I want to show that if G is a group where there exists an $$x$$ which is it's own inverse then G is abelian. Ie $$x * x = e$$. I get the hint that let $$x = ab$$. So we have abab=e, I'm not sure how to continue from this. But I think I should try something like this

$$(1) \quad a*abab = a$$
$$(2) \quad abab*a = a$$
$$(3) \quad b*abab = b$$
$$(4) \quad abab*b = b$$

But I'm not sure how to continue ... please give me help but don't spoil it :)

2. Sep 29, 2004

### jcsd

I'm slightly puzzled as all groups contain an idenityt so, every group has an elemnt such that x*x = e, namely e.

I can also think of Abelian and non-Abelian groups that contain elements such that x*x = e were x is not equal to e (for example muplication in the rationals and matrix mutplication).

3. Sep 29, 2004

### hedlund

Hmm I might have understood it wrong. But it say

Prove that in a group G where $$x \ast x = e$$ for all $$x \in G$$ is abelian. Hint: Look at $$(a \ast b) \ast (a \ast b)$$. Maybe I misunderstood the question ...
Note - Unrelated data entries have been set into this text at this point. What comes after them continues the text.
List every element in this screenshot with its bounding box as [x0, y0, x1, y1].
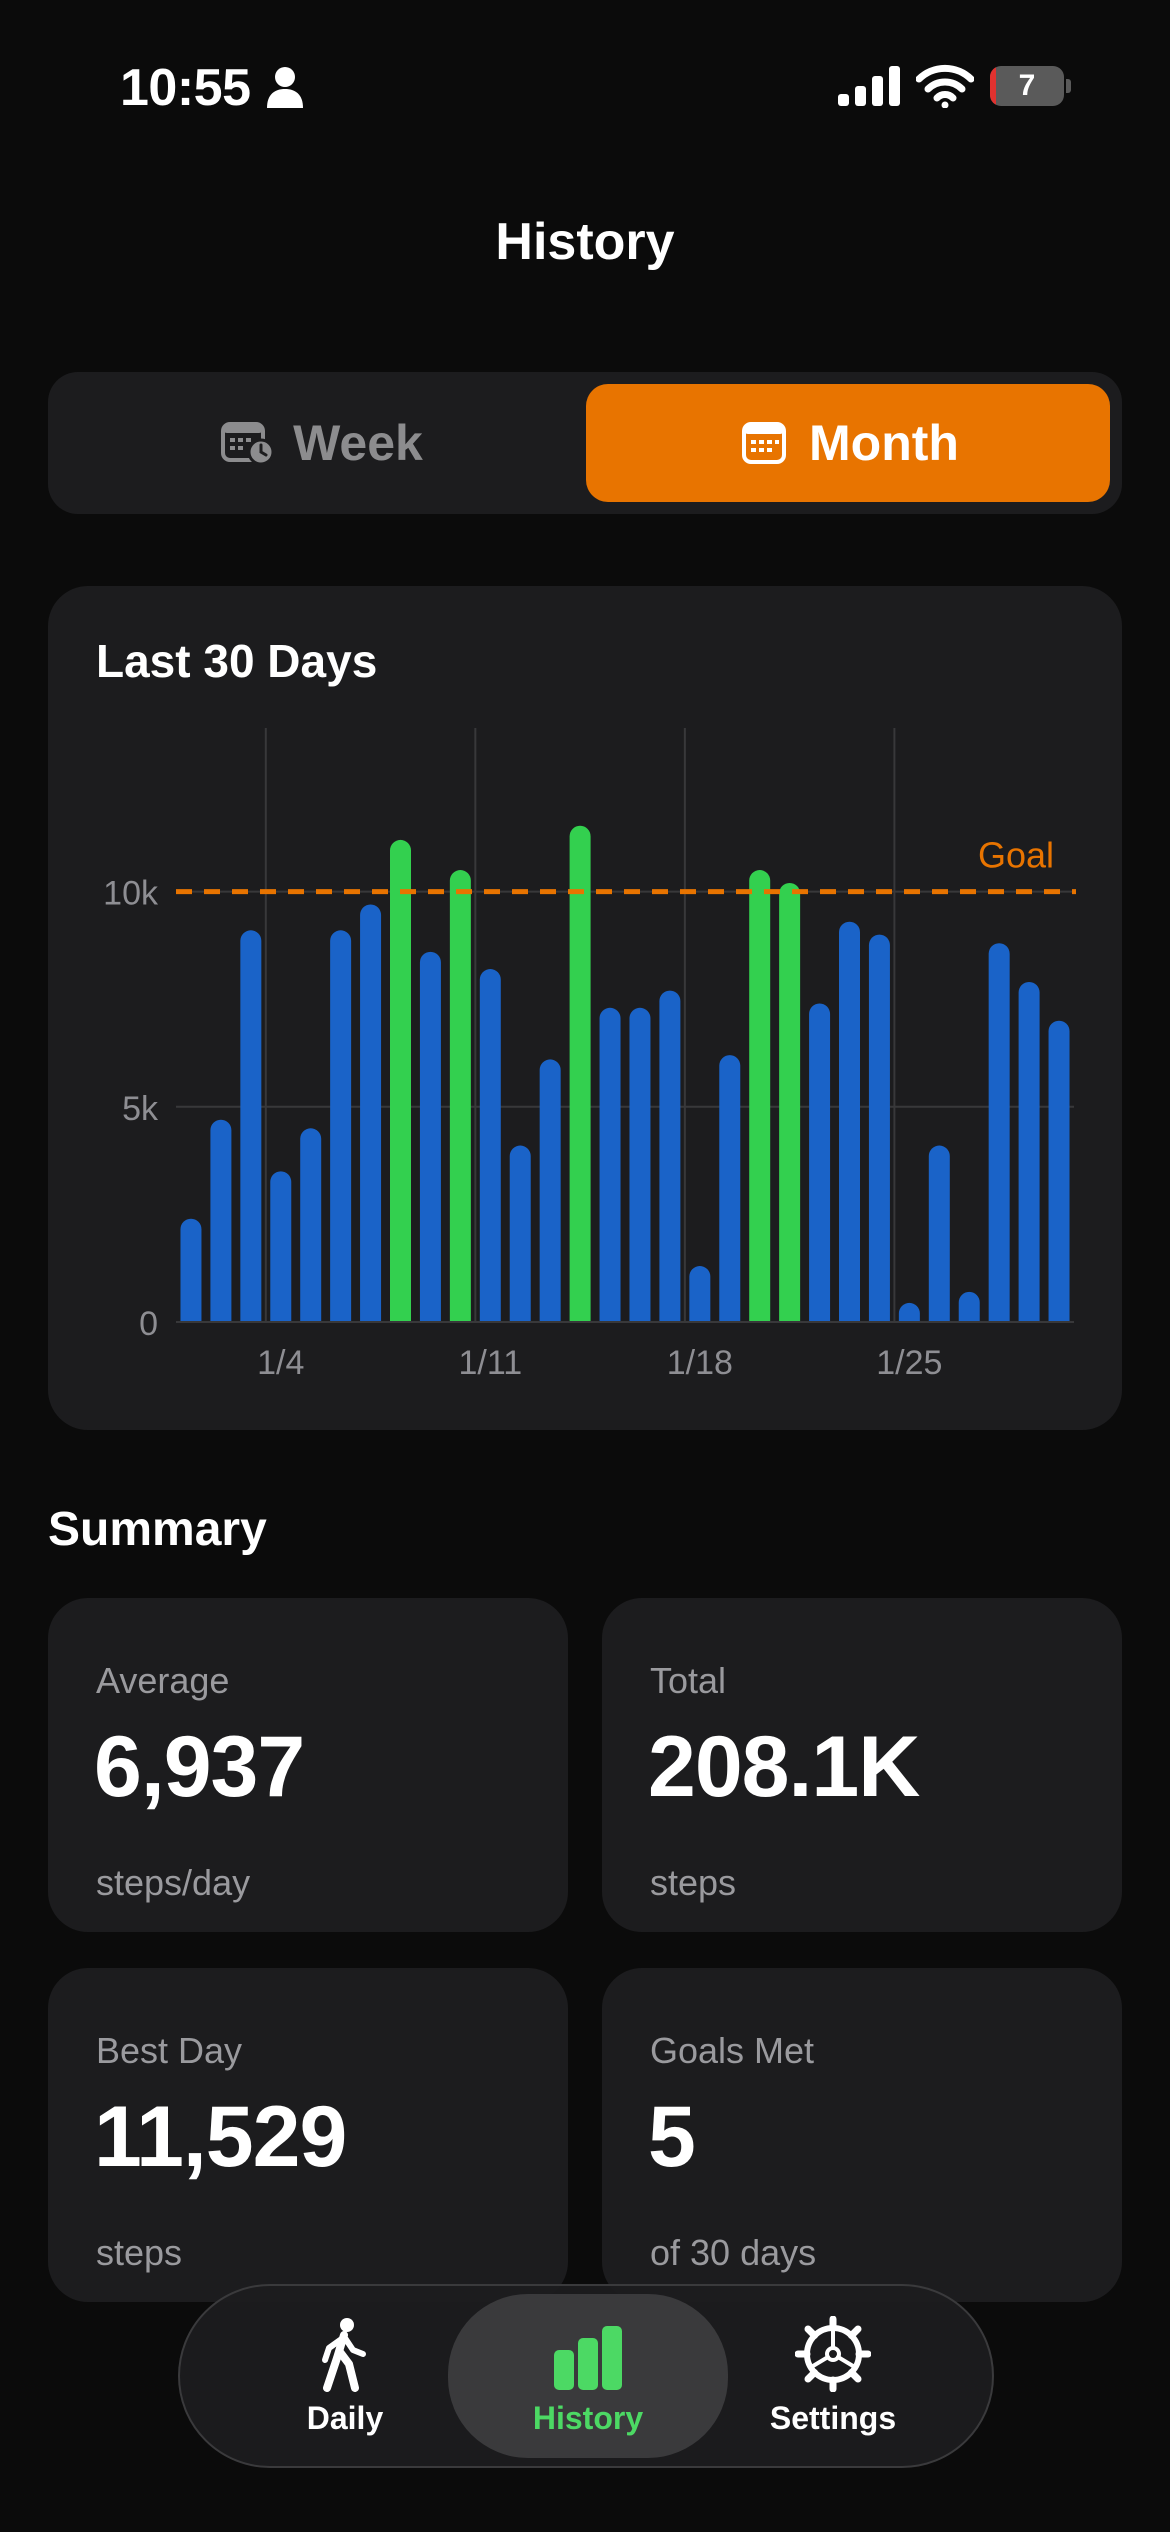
total-value: 208.1K: [648, 1719, 920, 1815]
average-value: 6,937: [94, 1719, 305, 1815]
chart-bar: [689, 1266, 711, 1322]
chart-bar: [240, 930, 262, 1322]
goal-label: Goal: [978, 835, 1054, 876]
bar-chart-icon: [554, 2325, 622, 2390]
battery-indicator: 7: [990, 66, 1071, 106]
tab-bar: Daily History Settings: [178, 2284, 994, 2468]
goals-met-label: Goals Met: [650, 2030, 815, 2071]
battery-percentage: 7: [1018, 69, 1036, 102]
best-day-label: Best Day: [96, 2030, 243, 2071]
calendar-clock-icon: [221, 422, 275, 466]
chart-bar: [539, 1059, 561, 1322]
total-stat-card: Total 208.1K steps: [602, 1598, 1122, 1932]
chart-bar: [360, 904, 382, 1322]
calendar-icon: [742, 422, 787, 464]
chart-bar: [719, 1055, 741, 1322]
average-label: Average: [96, 1660, 230, 1701]
steps-chart-card: 0 5k 10k 1/4 1/11 1/18 1/25 Goal Last 30 Days: [48, 586, 1122, 1430]
chart-bar: [330, 930, 352, 1322]
average-stat-card: Average 6,937 steps/day: [48, 1598, 568, 1932]
tab-settings[interactable]: Settings: [728, 2294, 938, 2458]
week-segment-button[interactable]: Week: [60, 384, 584, 502]
battery-fill: [990, 66, 996, 106]
chart-bar: [449, 870, 471, 1322]
tab-daily-label: Daily: [306, 2399, 384, 2436]
chart-bar: [509, 1145, 531, 1322]
x-tick-label: 1/4: [257, 1344, 304, 1382]
chart-bar: [300, 1128, 322, 1322]
chart-bar: [1018, 981, 1040, 1322]
battery-cap: [1066, 79, 1071, 93]
chart-bar: [629, 1007, 651, 1322]
y-tick-label: 0: [139, 1305, 158, 1343]
chart-bar: [210, 1119, 232, 1322]
x-tick-label: 1/18: [667, 1344, 733, 1382]
page-title: History: [495, 213, 675, 271]
goals-met-value: 5: [648, 2089, 696, 2185]
total-unit: steps: [650, 1862, 737, 1903]
average-unit: steps/day: [96, 1862, 251, 1903]
battery-body: 7: [990, 66, 1064, 106]
gear-icon: [795, 2315, 871, 2392]
tab-history[interactable]: History: [448, 2294, 728, 2458]
y-tick-label: 10k: [103, 875, 159, 913]
chart-bar: [749, 870, 771, 1322]
chart-bar: [180, 1218, 202, 1322]
y-tick-label: 5k: [122, 1090, 159, 1128]
chart-bar: [868, 934, 890, 1322]
chart-bar: [599, 1007, 621, 1322]
chart-bar: [569, 825, 591, 1322]
x-tick-label: 1/11: [458, 1344, 522, 1382]
total-label: Total: [650, 1660, 727, 1701]
tab-daily[interactable]: Daily: [240, 2294, 450, 2458]
month-segment-button[interactable]: Month: [586, 384, 1110, 502]
chart-bar: [270, 1171, 292, 1322]
best-day-value: 11,529: [94, 2089, 347, 2185]
chart-bar: [898, 1302, 920, 1322]
wifi-icon: [916, 64, 974, 108]
chart-title: Last 30 Days: [96, 635, 378, 687]
chart-bar: [779, 882, 801, 1322]
chart-bar: [958, 1291, 980, 1322]
week-segment-label: Week: [293, 415, 423, 471]
walking-icon: [322, 2317, 366, 2392]
chart-bar: [839, 921, 860, 1322]
steps-bar-chart: 0 5k 10k 1/4 1/11 1/18 1/25 Goal: [103, 728, 1076, 1382]
chart-bar: [809, 1003, 831, 1322]
period-segmented-control: Week Month: [48, 372, 1122, 514]
chart-bar: [1048, 1020, 1070, 1322]
chart-bar: [659, 990, 681, 1322]
tab-history-label: History: [532, 2399, 644, 2436]
chart-bar: [928, 1145, 950, 1322]
goals-met-stat-card: Goals Met 5 of 30 days: [602, 1968, 1122, 2302]
x-tick-label: 1/25: [876, 1344, 942, 1382]
best-day-stat-card: Best Day 11,529 steps: [48, 1968, 568, 2302]
month-segment-label: Month: [809, 415, 959, 471]
status-bar: 10:55 7: [0, 0, 1170, 170]
person-icon: [267, 67, 303, 108]
status-time: 10:55: [120, 59, 251, 117]
chart-bar: [479, 969, 501, 1322]
best-day-unit: steps: [96, 2232, 183, 2273]
cellular-signal-icon: [838, 66, 900, 106]
chart-bar: [419, 951, 441, 1322]
summary-title: Summary: [48, 1503, 267, 1556]
chart-bar: [390, 839, 411, 1322]
chart-bar: [988, 943, 1010, 1322]
goals-met-unit: of 30 days: [650, 2232, 817, 2273]
tab-settings-label: Settings: [769, 2399, 897, 2436]
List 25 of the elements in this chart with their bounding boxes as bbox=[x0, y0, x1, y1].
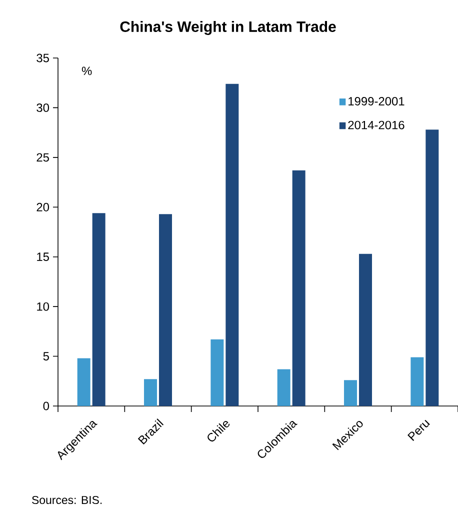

Edit: I think I can prove it now, I MUST have misunderstood. We have
$$x \ast x = e$$ let the x:s be $$x_1$$ and $$x_2$$ with $$x_1 = x_2$$ (Just to make it easier to see the difference).

$$x_1 \ast x_2 = e$$
$$x_1 \ast x_2 \ast x_2^{-1} = x_2^{-1}$$
$$x_1 \ast e = x_2^{-1}$$
$$x_2 \ast x_1 = x_2 \ast x_2^{-1}$$
$$x_2 \ast x_1 = e$$
And since $$x_1 \ast x_2 = x_2 \ast x_1$$ the group G must be abelian?

Last edited: Sep 29, 2004
4. Sep 29, 2004

### Muzza

Yes, there is a difference between "there exists an x such that x*x = e" (which you said in your first post) and "for all x, x*x = e".

Another hint is to consider (ab)^-1 (there is a formula for that expression in terms of the inverses of a and b).

5. Sep 29, 2004

### jcsd

I'm still a little confused tho', does that also implicit that x is not equal to e?

6. Sep 29, 2004

### Muzza

I'm not sure what you mean. Are you asking if x^2 = e for all x in G => x != e...? x could of course be e.

7. Sep 29, 2004

### jcsd

Right now, sorry I relaize now, the orginal quetsion wasn't the the question that he wanted answered.